Antigone, product of the incestuous entanglement of King Oedipus and his mother in ancient Greek myth and tragic heroine of the nominal Theban play, is the subject of Tacita Dean’s 2018 film of the same name. Equally so is Dean’s older sister, whose given name Antigone first inspired Dean’s artistic experimentation with an early version of this work — a screenplay — more than two decades ago. Dean’s interest in Greek literary history focuses on the undramatized passage between Sophocles’s Oedipus Rex and Oedipus at Colonus, a liminal period during which the banished king roams blindly through the ancient hinterland, led by his equivocal daughter-sister Antigone. The exhibition “Antigone” at the Kunstmuseum Basel | Gegenwart combines the hour-long, two-channel anamorphic film with a selection of other photographs, photogravures, short films, and a large chalk drawing by Dean, which situate the extended filmic work in the context of this longstanding project.
Film for Tacita Dean is a lively medium. To produce Antigone, she used a technique she calls aperture gate masking, a form of spontaneous collage that involves capturing several images on one strip of celluloid film via the use of stencils and multiple exposures. It is a relinquishment of total control over the final outcome, the process left in part to chance, though there is a marked conviviality between the images in the film. Unrelated scenes are layered next to one another: a steaming geyser next to a mossy tree root, for instance, and next to that a silhouetted figure standing in a window. The technique allows for experimentation, with several frames split into varied shapes like arcs and polygons — this composition is reflected throughout the exhibition in photographs such as Squirrel on a Wire (2018) and Ear on a Worm (2017). A stenciled outline of a foot occasionally delineates the picture. That each frame is so visually rich, and so coherent even when in juxtaposition, is a testament to Dean’s considerable skill.
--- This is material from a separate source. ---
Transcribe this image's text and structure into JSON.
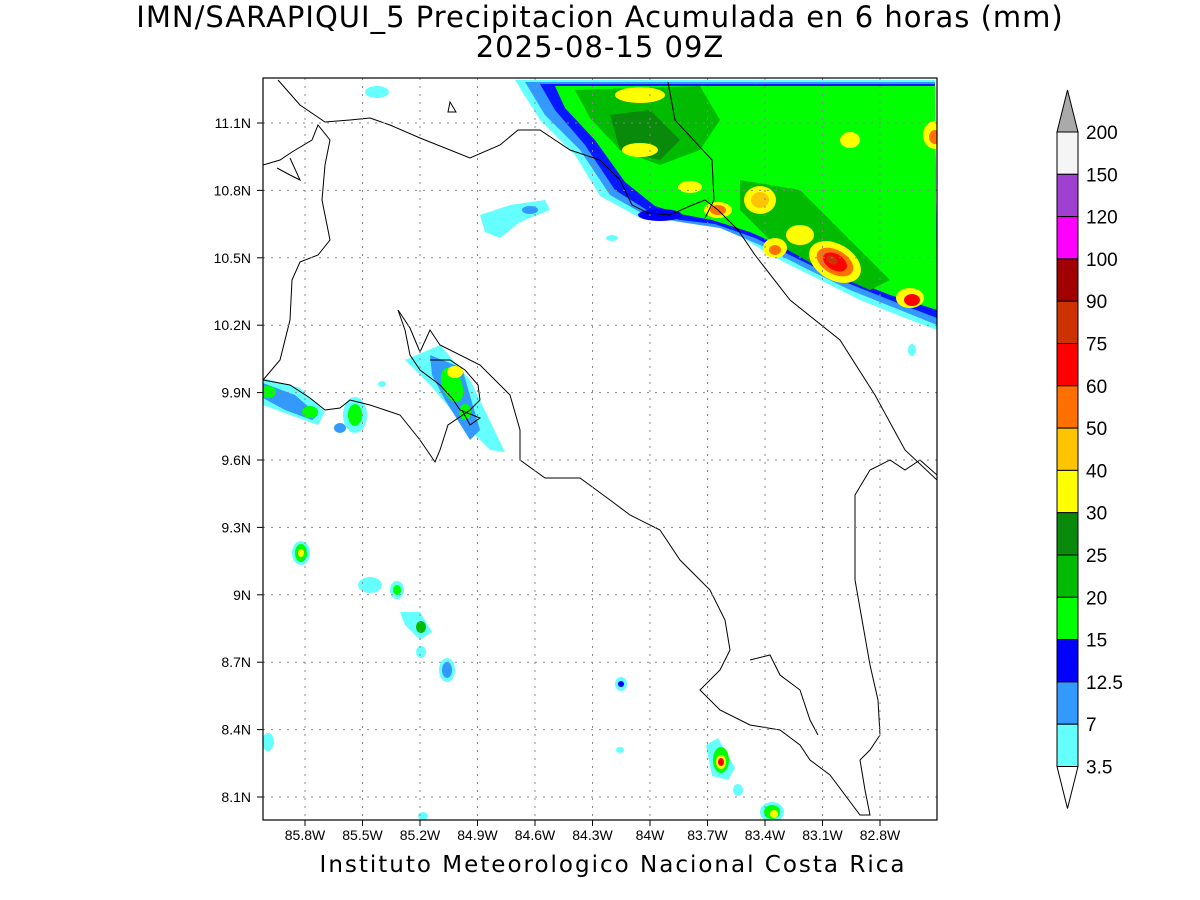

The film unfolds without narrative, but follows several unscripted threads that play out simultaneously. Footage of Oedipus, played by the actor Stephen Dillane, follows the infirm king as he wanders unaccompanied through various landscapes: the churning, caloric mud of Yellowstone National Park; the arid stretch of Bodmin Moor in Cornwall; and the Mississippi River coursing through the small village of Thebes, Illinois. Dillane sports a long beard, woolen jacket, and paper eclipse glasses in theatrical, if historically inaccurate, attire. Shots of the gradually eclipsing sun, a solar event captured by Dean in Wyoming in 2017, accent the film projections in allusion, no doubt, to Oedipal blindness.
Interspersed through these environmental images are scenes depicting Dean and her collaborators, Dillane and the poet Anne Carson, who occupy the hilltop courthouse in Thebes. The group read aloud Carson’s poem “TV Men: Antigone (Scripts 1 and 2)”and discuss the characters in question, their voices overlapping and discordant like an inharmonious chorus in ancient Greek tragedy. Through the din of voices, a question resounds: What fate does a name assign to its wearer? Over the film’s duration, a tension unfolds between the notion of destiny and that of moral judgment, the latter emphasized by the colonial courthouse. Though Oedipus has blinded himself in retribution for his incest, the three colleagues return again and again to the question of providence. Antigone, they conclude, was destined to be held in suspension: she is both geographically and personally in-between, as neither daughter nor sister, and as guide to her ailing father while he wanders from site to site. “To the ancient Greeks, dirt was matter out of place,” recites Carson to the others, suggesting that Antigone’s sullied condition is due to her nonspecific status. She is unclassifiable. Yet the three agree that Antigone and Oedipus were destined to carry out their roles, the ancient gods less interested in their purity than in the fulfillment of their story.
Dean challenges the binary of purity and corruption, however, knowingly disorienting the primordial categories of light and darkness to do so. “The moon is beautiful, but the moon is more beautiful obscured by drifting clouds,” notes Carson in her whispery voice, the sentiment resonant with the fragmentary visual quality of the film and the exhibition material that surrounds it. Each image is made all the more compelling when spliced and set in relation to others. Dillane later recalls a saying that the sun is a “clod of light,” relating the great celestial body to earthly matter. As well, the footage of landscape bathed in both darkness and light implies nature’s indifference to anthropic values of integrity and virtue.
A final scene: the projections synchronize to depict a magnificent, perhaps godly, blood-red sunset. Yet the sound of a plane’s rumble is a reminder that this divine light is nothing but an effect of contamination. In gesture to this final panorama in Antigone is LA Magic Hour (2019–21), a series of ambrosial photographs of softly tinted clouds against an azure sky. Where better than Hollywood to stage imagined perfection amid extraordinary pollution?